Take astrology as an example of such a category. Before the concept of astrology, primeval humans never thought of the stars as influencing their behaviors or circumstances. But once the concept was created, people saw it everywhere. Astral alignments and the order of constellations may not affect anything, but for the individual who sees the category, it not only affects everything else, it also affects the way that they see the world.
Alternately, ancient peoples rarely if ever saw themselves as individuals with complex, competing desires and intentions. Ancient writers almost always refer to themselves in writing in the third person (as Caesar did in his ‘Gallic Wars’ and Xenophon in the ‘Anabasis’). Paul’s analysis of his own complex personality in Romans 7 is something of a literary breakthrough in human history, for he describes himself in a fight against himself. Several hundred years later, his writing so shaped Augustine that the ‘Confessions’ reads more like an internal analysis than the autobiography of an active man. From Paul through Augustine and then into the wider western world came the idea of man as a complex individual with competing desires and intentions. This is fundamentally true of every person (it was even written in inspired Scripture), but it is an observation which ancient peoples rarely thought about, and seem to have practically overlooked.
Concerns with Created Categories
What this means is that we must be very careful about the categories that we create, for they are the categories that create us. The modern psychological movement is responsible for creating a great number of categories, which subsequently shape how we see the world. Verbiage like ‘authentic self’ or ‘inner child’ describe psychological categories which are not necessarily ‘real,’ but are directly responsible for the ways that some people make decisions.
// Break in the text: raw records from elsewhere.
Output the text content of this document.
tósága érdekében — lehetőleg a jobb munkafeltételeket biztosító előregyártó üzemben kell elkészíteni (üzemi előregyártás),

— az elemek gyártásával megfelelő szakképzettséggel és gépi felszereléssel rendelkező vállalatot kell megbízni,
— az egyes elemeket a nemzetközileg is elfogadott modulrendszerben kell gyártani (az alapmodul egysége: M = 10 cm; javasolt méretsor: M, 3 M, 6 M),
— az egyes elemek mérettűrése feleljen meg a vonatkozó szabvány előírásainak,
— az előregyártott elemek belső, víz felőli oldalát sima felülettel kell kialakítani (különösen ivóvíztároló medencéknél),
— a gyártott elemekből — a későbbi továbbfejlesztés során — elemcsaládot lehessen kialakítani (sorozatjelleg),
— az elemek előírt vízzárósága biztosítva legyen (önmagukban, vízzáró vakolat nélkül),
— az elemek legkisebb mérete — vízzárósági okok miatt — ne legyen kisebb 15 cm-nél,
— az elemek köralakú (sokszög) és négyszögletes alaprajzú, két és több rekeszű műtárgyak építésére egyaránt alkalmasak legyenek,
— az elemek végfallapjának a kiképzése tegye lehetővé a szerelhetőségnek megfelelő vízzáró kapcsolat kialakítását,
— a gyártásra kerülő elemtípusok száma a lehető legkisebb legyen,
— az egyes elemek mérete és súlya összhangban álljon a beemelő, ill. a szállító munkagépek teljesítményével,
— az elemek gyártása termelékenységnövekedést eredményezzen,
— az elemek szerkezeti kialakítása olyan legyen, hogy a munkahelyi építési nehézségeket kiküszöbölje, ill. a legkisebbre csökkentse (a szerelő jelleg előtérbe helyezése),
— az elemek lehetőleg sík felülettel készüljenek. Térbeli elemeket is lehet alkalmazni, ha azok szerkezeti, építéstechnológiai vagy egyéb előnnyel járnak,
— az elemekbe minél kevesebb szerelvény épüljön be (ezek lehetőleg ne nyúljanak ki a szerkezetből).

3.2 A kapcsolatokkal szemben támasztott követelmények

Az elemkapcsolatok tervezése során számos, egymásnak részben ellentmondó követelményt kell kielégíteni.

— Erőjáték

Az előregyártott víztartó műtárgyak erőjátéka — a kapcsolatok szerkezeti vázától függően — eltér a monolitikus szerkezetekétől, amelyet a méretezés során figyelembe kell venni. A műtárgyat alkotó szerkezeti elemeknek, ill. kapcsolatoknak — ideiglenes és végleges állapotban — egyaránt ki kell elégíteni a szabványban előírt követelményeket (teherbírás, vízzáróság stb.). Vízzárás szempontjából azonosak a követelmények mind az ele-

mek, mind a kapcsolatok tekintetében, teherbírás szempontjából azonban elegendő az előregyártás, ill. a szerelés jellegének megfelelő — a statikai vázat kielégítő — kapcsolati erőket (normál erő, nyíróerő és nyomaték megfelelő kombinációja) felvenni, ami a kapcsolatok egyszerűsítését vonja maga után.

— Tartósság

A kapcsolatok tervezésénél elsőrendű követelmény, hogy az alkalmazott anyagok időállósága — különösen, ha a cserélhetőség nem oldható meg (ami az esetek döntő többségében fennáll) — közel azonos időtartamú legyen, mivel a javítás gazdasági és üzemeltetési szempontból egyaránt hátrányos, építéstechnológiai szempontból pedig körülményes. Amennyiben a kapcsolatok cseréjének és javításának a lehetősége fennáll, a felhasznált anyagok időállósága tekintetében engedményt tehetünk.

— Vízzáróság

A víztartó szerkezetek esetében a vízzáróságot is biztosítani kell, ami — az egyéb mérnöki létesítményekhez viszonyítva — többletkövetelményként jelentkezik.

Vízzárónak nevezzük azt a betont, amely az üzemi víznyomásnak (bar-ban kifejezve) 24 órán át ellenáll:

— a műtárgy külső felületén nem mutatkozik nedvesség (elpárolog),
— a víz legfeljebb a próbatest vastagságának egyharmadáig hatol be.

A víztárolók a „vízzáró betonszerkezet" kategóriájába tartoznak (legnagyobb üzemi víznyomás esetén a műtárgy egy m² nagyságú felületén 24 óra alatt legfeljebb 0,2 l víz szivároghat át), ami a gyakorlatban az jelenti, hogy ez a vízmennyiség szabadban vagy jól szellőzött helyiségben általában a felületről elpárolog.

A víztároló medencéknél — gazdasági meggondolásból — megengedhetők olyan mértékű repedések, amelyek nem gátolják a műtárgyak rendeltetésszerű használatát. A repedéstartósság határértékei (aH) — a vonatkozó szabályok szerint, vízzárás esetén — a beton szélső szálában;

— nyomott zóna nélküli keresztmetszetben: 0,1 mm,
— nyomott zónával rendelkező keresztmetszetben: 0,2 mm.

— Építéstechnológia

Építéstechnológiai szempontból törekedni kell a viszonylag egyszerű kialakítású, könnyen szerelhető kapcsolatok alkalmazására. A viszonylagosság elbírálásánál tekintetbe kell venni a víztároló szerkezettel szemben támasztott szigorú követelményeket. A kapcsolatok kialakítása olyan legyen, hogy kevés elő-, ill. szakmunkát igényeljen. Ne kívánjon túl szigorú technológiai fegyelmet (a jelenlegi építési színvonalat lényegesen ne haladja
One criticism that I once heard against Biblical Counseling is that it does not adequately address a person’s “inner child”. Of course, this should make us ask whether we actually have an inner child which needs to be addressed! Some people make decisions based on what would be most in line with their ‘authentic self’ or ‘true self,’ but do we even have such a thing? The Bible never speaks in such categories; there is rather the ‘old man’ and the ‘new man.’ Which one is our ‘authentic self’? The New Man is who we are at our deepest level; but the Old Man often feels more genuine, and more in line with our desires. Any attempt to call Christians to live as their ‘authentic self’ fails, because it is a category that doesn’t even exist.
Created Categories and Modern Psychology
This is a great danger of modern psychology. It creates artificial categories, which lead people to see the real world in a false way, and to make real decisions based on an artificial view of the world. Modern psychology has even invaded the church to such an extent that Christian writers borrow these artificial ideas and use them to interpret Biblical categories. (See example here.) Beware the categories you create, for they create you.